As a part of the daily work list, the crew has been requested to watch relevant videos on demand such as the one on safe mooring practice. After the monthly fire/boat/MOB/SOPEP drills, the participants are being asked about related safety matters.
6 Analysis
6.1 Immediate causes
Unsafe actions The mooring winches were operated at the highest speed. The injured AB and his colleague were guiding the spring lines on the storage drums while they were being heaved at high speed. During the mooring operation, the injured AB changed position from forward of the mooring line to aft. In this position, the AB stood in a latent snapback zone. The 2nd officer was inattentive for a moment. The mooring winches were operated at high speed, which caused the messenger lines to entangle as the ends of the spring lines approached the roller fairleads. As a consequence the spring lines tightened. Unsafe surroundings The aft rope guide bended and the aft spring line flipped over the rope guide and snapped back. The forward rope guide broke off and the forward spring line snapped back. The winches did not stop at once when the control handle was released due to inertia in the winch system. The rope guides did not have enough strength to absorb the load from the sudden tightening of the spring lines.
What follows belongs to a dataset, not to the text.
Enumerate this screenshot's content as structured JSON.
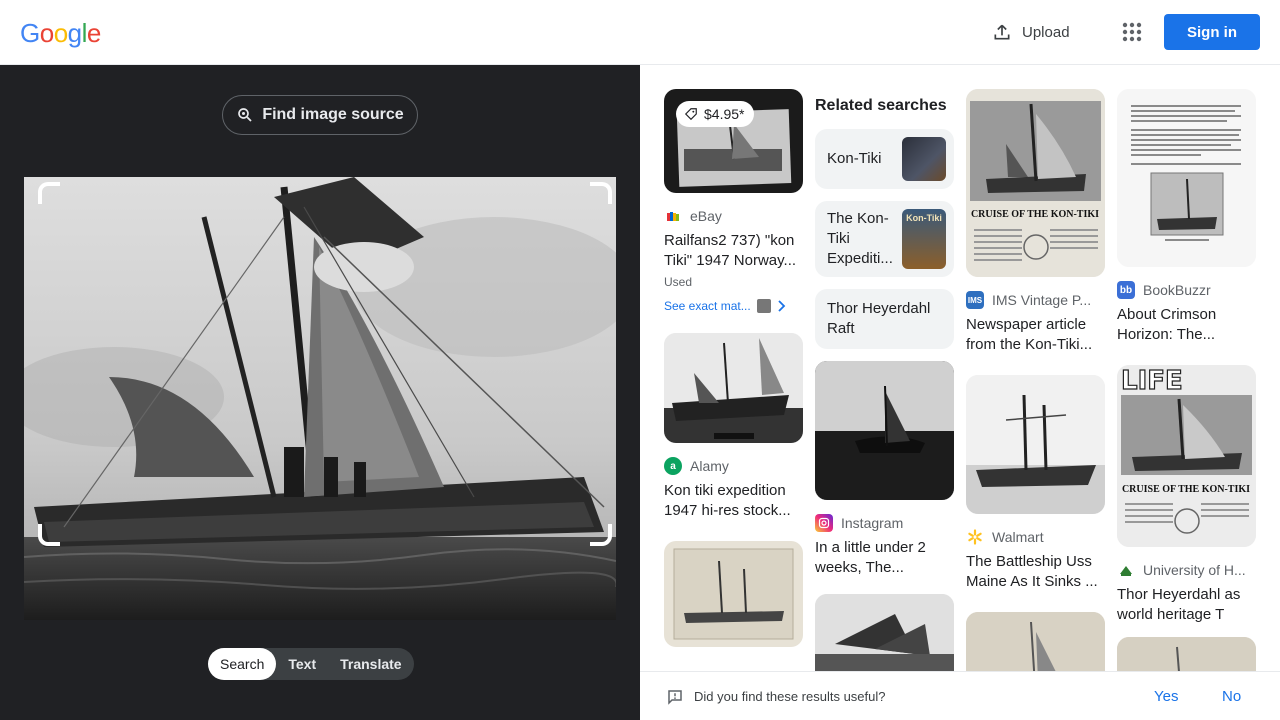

The Safety system Mooring operations According to the 2nd officer, the mooring operation was a routine task and thus not subject to any planning apart from the mooring plan, which was pointed out by the master. According to the minutes from the recent six safety meetings before the accident, mooring operations had not been on the agenda The 2nd officer was aware that an SJA for mooring was available in the deck office. It was not his understanding that SJAs should be used as reference in daily routine tasks. The SJA for mooring operations describes by which control measures a given risk could be reduced. The SJA for mooring operations does not describe how the control measures should be achieved. I.e. the SJA says that the risk can be reduced by Adequate supervision and training but does not define or discuss what adequate supervision and training means. It is the assessment of the Division for Investigation of Maritime Accidents that consistent safety planning and communication in connection with the mooring operation was lacking. Rope guide design The design, installation and implementation of the rope guide concept on a particular vessel are only managed on board. The structural design is approved by the chief engineer on board the particular vessel. It had been observed previously that rope guides had been bended by mooring lines. It is the assessment of the Division for Investigation of Maritime Accidents that the safety assessment of the rope guide concept was inadequate.